When is saying i love you too much
YOLO, guys. And it's true, I think, as long as it's not disingenuous, too much is better than too little, especially if your partner is the type who needs it to feel appreciated.
Some people don't need a special overwhelming reason to say it. You can say it all the time and still feel like it's special all the time. When thinking about how often to say it, it's important to remember that withholding saying it shouldn't be used a as a weapon. If you say it and someone doesn't say it back, it's an awful, awful feeling. So even when you're fighting, you should still say it, especially if you're a couple that says it a lot.
It seemed like if you're someone who says it, you're saying it once a day. At least. Sometimes way more. And it's awful when you do see it becomes a tool in a fight but, as this post shows, just because it's put you in a vulnerable position or you've been hurt before, doesn't mean it should carry through into your next relationship. Bottom line? You should say it as often as works for you, but I mean you both— you as a couple. In this insightful book, Dr. Chapman explains that we all have a tendency to show love in the same way that we feel the most loved ourselves.
These five love languages are:. As you look at this list, think about the ways in which you feel the most loved. If, for example, you feel the most loved through physical touch holding hands, a shoulder massage, or a tender touch to your cheek , then you will also show love in that same way by default.
This is your love language. Your spouse likely has a different love language than you and therefore, will not feel the most loved through physical touch. Their primary way to give and receive love might be through words of affirmation. This sets up a scenario where you are touching and being affectionate to show love, but your spouse does not seem to respond to you in the same way. In other words, your spouse does not feel your love because you are speaking a different language.
If this sounds familiar, you may even be feeling like you are doing all of the loving and pursuing in your relationship. This can feel very one-sided and be a strain on any relationship.
What if, on the other hand, you took the time to understand the ways in which your spouse feels the most loved — their love language.
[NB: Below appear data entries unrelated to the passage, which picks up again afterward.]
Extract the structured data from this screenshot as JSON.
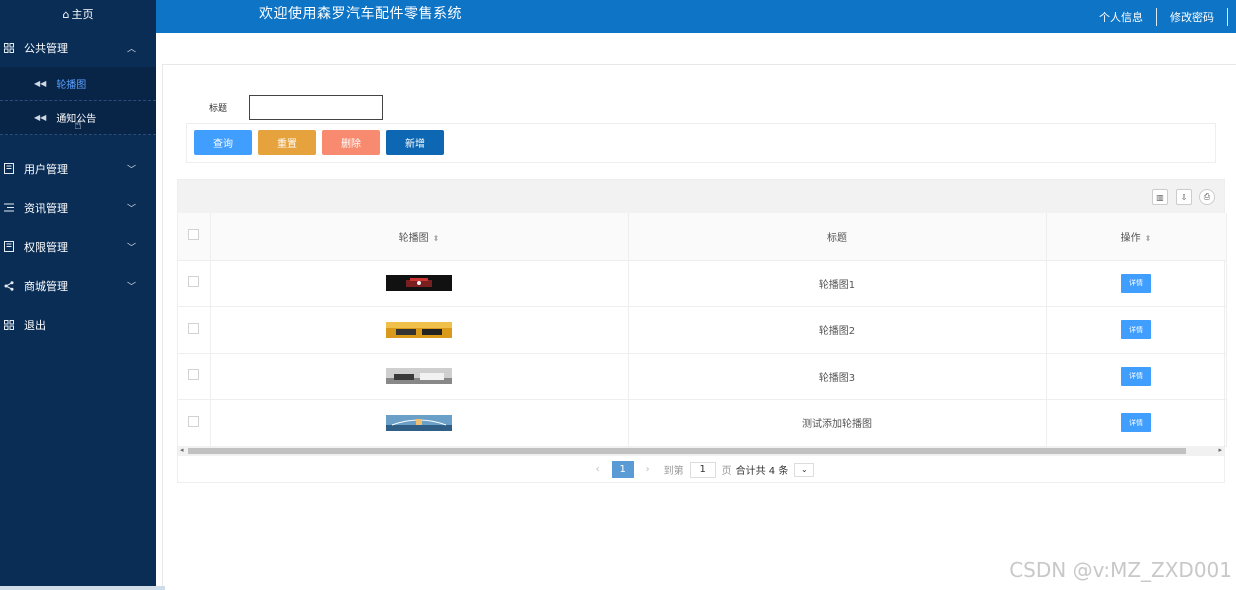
{
  "sidebar": {
    "home_label": "主页",
    "menus": [
      {
        "label": "公共管理",
        "icon": "grid-icon",
        "expanded": true
      },
      {
        "label": "用户管理",
        "icon": "book-icon",
        "expanded": false
      },
      {
        "label": "资讯管理",
        "icon": "list-icon",
        "expanded": false
      },
      {
        "label": "权限管理",
        "icon": "book-icon",
        "expanded": false
      },
      {
        "label": "商城管理",
        "icon": "share-icon",
        "expanded": false
      },
      {
        "label": "退出",
        "icon": "grid-icon"
      }
    ],
    "submenu": [
      {
        "label": "轮播图",
        "active": true
      },
      {
        "label": "通知公告",
        "active": false
      }
    ]
  },
  "header": {
    "title": "欢迎使用森罗汽车配件零售系统",
    "profile_label": "个人信息",
    "password_label": "修改密码"
  },
  "search": {
    "label": "标题",
    "value": ""
  },
  "buttons": {
    "query": "查询",
    "reset": "重置",
    "delete": "删除",
    "add": "新增"
  },
  "table": {
    "headers": [
      "轮播图",
      "标题",
      "操作"
    ],
    "rows": [
      {
        "title": "轮播图1",
        "action": "详情"
      },
      {
        "title": "轮播图2",
        "action": "详情"
      },
      {
        "title": "轮播图3",
        "action": "详情"
      },
      {
        "title": "测试添加轮播图",
        "action": "详情"
      }
    ]
  },
  "pager": {
    "current": "1",
    "goto_label": "到第",
    "goto_value": "1",
    "page_unit": "页",
    "total": "合计共 4 条"
  },
  "watermark": "CSDN @v:MZ_ZXD001",
  "colors": {
    "sidebar": "#0a2d56",
    "header": "#0e74c6",
    "query": "#409eff",
    "reset": "#e6a23c",
    "delete": "#f78a6f",
    "add": "#0d67b3"
  }
}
Then you could learn to be more deliberate to offer words of affirmation and help your spouse to feel loved and appreciated.
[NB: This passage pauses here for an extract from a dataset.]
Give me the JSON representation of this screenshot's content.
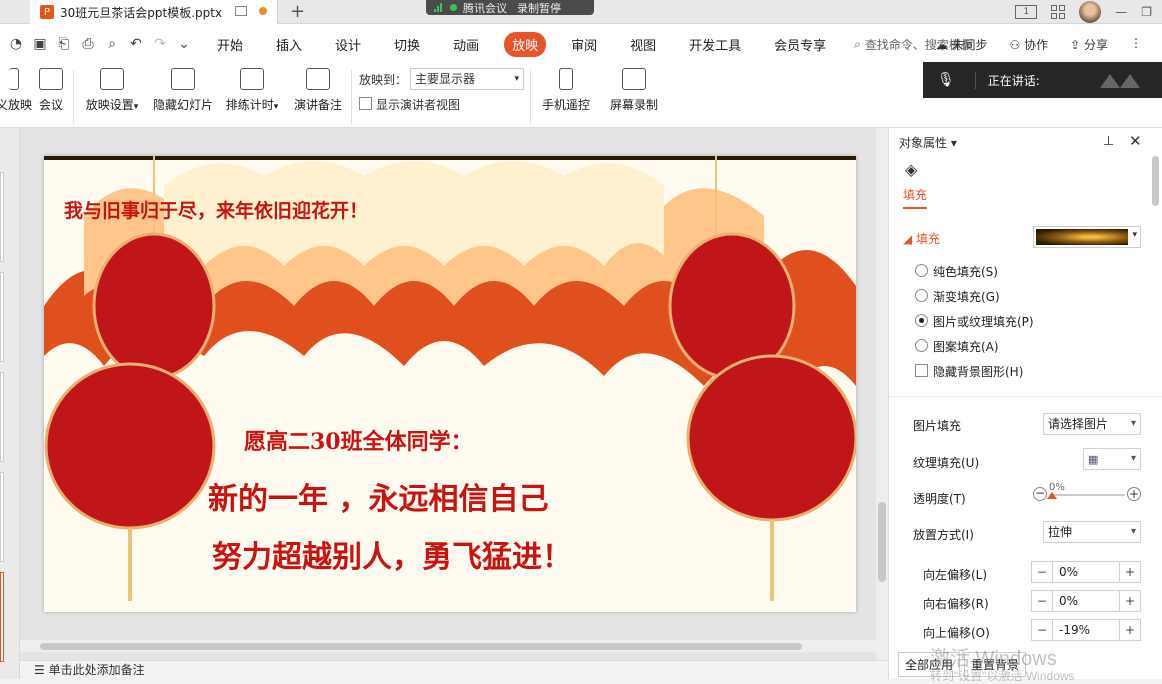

Now back to our opening story. In neuro-linguistic programming NLP , people are described to take in information and learn in three different ways…. Our newsletter subscriber may be an auditory learner she may like to hear information and her partner may prefer to get and give information in one of the two other ways.
He may prefer demonstrations of love as opposed to saying it or he may prefer written notes of love. Listen, truly listen, to how your partner wants to be loved. Understand why your partner has that view.